It is the Winter Olympics in Sochi so a good moment to highlight two skating portraits.
The first and above is Henry Raeburn‘s The Reverend Robert Walker Skating on Duddingston Loch, better known by its shorter title The Skating Minister. This is one of Scotland’s best known paintings and considered an icon of Scottish Art. When you buy your Skating Minister coffee mug, fridge magnet, tea towel and mouse pad, the good staff of the National Gallery of Scotland gift shop will place your purchases in a Skating Minister adorned carrier bag.
The good reverend incidentally was a member of the Edinburgh Skating Club, the first figure skating club formed anywhere in the world. I find it amazing that such a club need be formed. That said the British are found of clubs and being Scotland doubtless this club would have been men only.
I digress. It has to be pointed there is an attribution controversy attached to this painting. In 2005, a curator from the Scottish National Portrait Gallery suggested that the painting was by a French artist Henri-Pierre Danloux. Highly controversial and the label next to the painting reads “Recent research has suggested that the picture was actually painted….by Henri-Pierre Danloux.” There has been passionate debate in the Edinburgh salons. I am Raeburn’s greatest fan. I want it to be indisputably attributed to him but to my eyes the Skating Minister does not appear to be part of his normal oeuvre.
A few years ago I visited the wonderful National Gallery of Washington and came across this portrait by one of America’s foremost portraitists. The Skater by Gilbert Stuart which was painted in London in 1782. I was really quite excited at the time because I immediately saw the similarity with Raeburn’s Skating Minister which I had grown up with. It is thought that this painting may have influenced Raeburn’s later painting. Incidentally there are a few good Raeburns in the gallery too.
This portrait was immediately recognised for its originality and effectively launched Gilbert Stuart’s career and put putting him on a parity with Gainsborough and Reynolds his contemporaries.

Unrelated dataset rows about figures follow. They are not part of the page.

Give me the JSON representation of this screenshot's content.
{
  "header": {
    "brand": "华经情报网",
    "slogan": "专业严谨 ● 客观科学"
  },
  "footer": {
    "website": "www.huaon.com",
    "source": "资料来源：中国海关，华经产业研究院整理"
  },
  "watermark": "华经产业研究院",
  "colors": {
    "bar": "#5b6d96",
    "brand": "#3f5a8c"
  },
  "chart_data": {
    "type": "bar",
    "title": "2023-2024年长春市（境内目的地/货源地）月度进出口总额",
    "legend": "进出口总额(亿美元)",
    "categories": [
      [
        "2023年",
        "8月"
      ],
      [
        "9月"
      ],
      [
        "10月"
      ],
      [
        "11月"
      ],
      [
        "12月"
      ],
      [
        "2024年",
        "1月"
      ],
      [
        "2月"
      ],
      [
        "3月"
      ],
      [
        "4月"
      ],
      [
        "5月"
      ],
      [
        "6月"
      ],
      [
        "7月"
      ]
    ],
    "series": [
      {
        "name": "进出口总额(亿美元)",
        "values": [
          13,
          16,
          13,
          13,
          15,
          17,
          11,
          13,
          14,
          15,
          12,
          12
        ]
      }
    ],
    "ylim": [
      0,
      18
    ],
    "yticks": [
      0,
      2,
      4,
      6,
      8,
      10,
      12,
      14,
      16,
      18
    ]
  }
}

I personally think this is Gilbert Stuart’s finest portrait but you are far more likely to be familiar with another.
Stuart painted George Washington in a series of iconic portraits. The most famous being The Athenaeum which is currently portrayed on US one dollar bills. Stuart never completed the original version. After finishing Washington’s face, the artist kept the original version (below) to make the copies.
If Scotland, god forbid, were to become independent and we must have our own currency, perhaps we do worse than adorn our notes with our very own Skating Minister. However the inescapable conjecture must be that he would be on very thin ice indeed.
I recently watched the HBO miniseries “Adams” which is really excellent. In it there was a scene depicting the delivery of two portraits by Gilbert Stuart of John and Abigail Adams to their farmhouse home in Massachusetts. John Adams much admired these paintings but it was a bittersweet moment because they were fully aware that the portraits had rejected for hanging in the White House. Adams was the first resident of the White House but at the time of handover he had badly fallen out with Thomas Jefferson his rival and successor. Later, after Jefferson’s own presidential terms ended, they became the closest of friends again maintaining a steady correspondence until the day of their deaths. Famously they both died on the same day, 4th July 1826, fifty years after the Declaration of Independence of which they were signatories. Gilbert Stuart’s portraits of John and Abigail Adams are to be found today in the National Gallery of Art, Washington.